«Dopo 100 giorni nessuno dice se mia figlia si poteva salvare»
Bari, morta a 12 anni. Il papà: l’ospedale le diede il farmaco che serviva?
La morte in ospedale di una ragazzina di dodici anni. I dubbi e i tormenti del padre e un muro di gomma che impedisce di avere risposte chiare aumentando la sua disperazione. «Mia figlia Zaray è morta cento giorni fa e io non ho capito perché, ma soprattutto non ho capito se poteva essere salvata».
Fino ad ora non sono bastate tre interrogazioni parlamentari, un’interrogazione in Consiglio regionale, una commissione dell’ospedale (nominata tardi e il cui rapporto è stato secretato), una richiesta di accesso agli atti e l’inchiesta della magistratura (due medici sono attualmente indagati) per dare una risposta a Massimo Coratella, 46enne barese, padre adottivo di Zaray.
Questa storia inizia il 15 settembre scorso a Bari. Quando, per una frattura scomposta al femore, la ragazzina viene portata prima al Policlinico e poi al Pediatrico Giovanni XXIII. «Qui — racconta Coratella — dopo quattro giorni viene sottoposta a un intervento per la riduzione della frattura. Dopo un’ora il chirurgo esce dalla sala operatoria e mi fa il segno del pollice alzato: tutto è andato bene». Ma in realtà Zaray non si risveglierà più e morirà alle 15.30 del 19 settembre. «Dal sollievo per quel pollice alzato alla disperazione. Da quel momento la mia vita si è trasformata nel tentativo di rimanere a galla in un mare di dubbi e strazi. Cerco invano di capire cosa è successo». La spiegazione ufficiale è l’ipertermia maligna: un fenomeno infiammatorio, raro, di origine genetica, scatenato dai gas anestetici.

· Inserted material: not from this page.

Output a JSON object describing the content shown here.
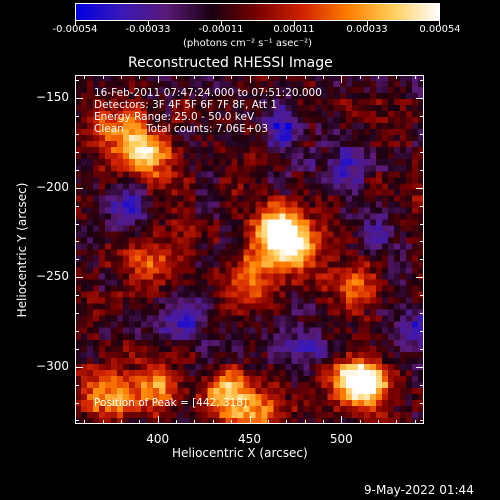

Zaray era nata in Colombia. A sei anni fu adottata da Massimo e da sua moglie Paola. E per questo mancava una storia medica che avrebbe potuto segnalare il rischio di predisposizione alla malattia. L’ipertermia, però, non è letale se diagnosticata in tempo e se si somministra il farmaco giusto: il Dantrium (dantrolene sale sodico), che deve essere presente nei blocchi operatori. C’era quel giorno? Nessuno — è il tormento di Massimo — in cento giorni è stato in grado di rispondere a queste semplici quesiti: il dantrolene era a disposizione dell’anestesista? Lo era nella giusta quantità? E poi una terza domanda: «Le è stato somministrato nelle dosi necessarie?».
Quest’ultima forse è più complicata, ma per rispondere alle prime due sarebbe sufficiente dare un’occhiata ai registri della farmacia. E allora Coratella, di professione commercialista, presenta una richiesta di accesso agli atti. «Ero in lacrime il 6 dicembre scorso, quando ho chiesto di esaminare i registri di uscita della farmacia del Policlinico», funzionalmente collegato al Pediatrico. Risultato? I trenta giorni previsti dalla legge sono trascorsi invano. Poi, in ritardo, è arrivata anche la risposta dell’ufficio relazioni col pubblico. Con un difetto però: «Non si capisce niente», dice Coratella. In violazione della norma che prevede «la semplicità di consultazione e la comprensibilità». «Io — aggiunge — dovrei essere in grado di interpretare codici e cifre». In estrema sintesi, comunque, risulterebbe la presenza del medicinale nella farmacia dell’ospedale, almeno il giorno prima dell’intervento.
I dubbi di Coratella sono concentrati sul dantrolene perché nella cartella clinica sequestrata dal pm Bruna Manganelli della Procura di Bari il farmaco comparirebbe solo nel reparto di rianimazione, quindi molto dopo il presumibile insorgere dell’ipertermia. Fatto sta che dopo cento giorni questo padre ancora non sa se sua figlia è morta per colpa della malasanità o del destino, ma sa di essere tramortito dalla malaburocrazia.